Buying plates with sections on them, like ones used for a picnic, is a great way to help you see how much you should be eating. The largest section should be used for vegetables or fruit. Then the two smaller sections are for your lean proteins like chicken or fish, and grains. It makes it so simple to see how much of one type of food you should be eating.
You could also eyeball it. Three ounces of meat or fish is about the same size as a deck of cards. 1 cup is the size of a tennis ball or closed fist and 1 ounce of cheese is the size of a domino. Being able to associate sizes with objects helps you to keep your portions under control.
Another helpful idea is to dish out your food at the stove. This way it won’t be automatic for you to go for seconds or to just stick your fork in a dish for “a few more small bites.” Those add up quickly! If you find that you’re still hungry and you must go back for seconds, I suggest that you go back for more veggies. They’re packed with nutrients and vitamins and they won’t sabotage your diet.

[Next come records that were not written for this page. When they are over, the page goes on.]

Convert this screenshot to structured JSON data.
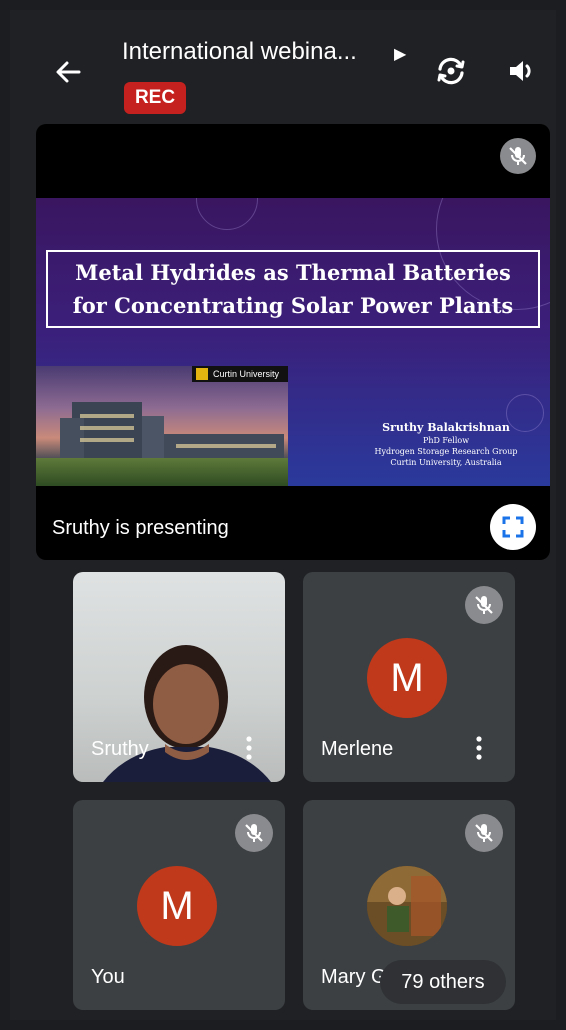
{
  "header": {
    "title": "International webina...",
    "rec_badge": "REC"
  },
  "presentation": {
    "slide_title": "Metal Hydrides as Thermal Batteries for Concentrating Solar Power Plants",
    "institution_badge": "Curtin University",
    "author_name": "Sruthy Balakrishnan",
    "author_lines": [
      "PhD Fellow",
      "Hydrogen Storage Research Group",
      "Curtin University, Australia"
    ],
    "status": "Sruthy is presenting"
  },
  "participants": [
    {
      "name": "Sruthy",
      "type": "video",
      "muted": false
    },
    {
      "name": "Merlene",
      "initial": "M",
      "muted": true
    },
    {
      "name": "You",
      "initial": "M",
      "muted": true
    },
    {
      "name": "Mary G",
      "type": "photo",
      "muted": true
    }
  ],
  "others_chip": "79 others",
  "colors": {
    "background": "#202124",
    "tile": "#3c4043",
    "rec": "#c5221f",
    "avatar": "#c0391b",
    "accent": "#1a73e8"
  },
  "icons": {
    "back": "arrow-left",
    "flip_camera": "camera-flip",
    "speaker": "volume",
    "mic_off": "mic-off",
    "fullscreen": "fullscreen",
    "more": "more-vertical"
  }
}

If you have a sandwich for lunch, eat half of it and place the other half out of sight. If you’re still hungry, eat an apple or your favorite piece of fruit. Your afternoon snack could then be the other half of the sandwich a few hours later.
Controlling your portion sizes can make a big difference in your diet and in your weight loss efforts, so find a system that works for you and stick with it so it’s no longer a struggle but a habit!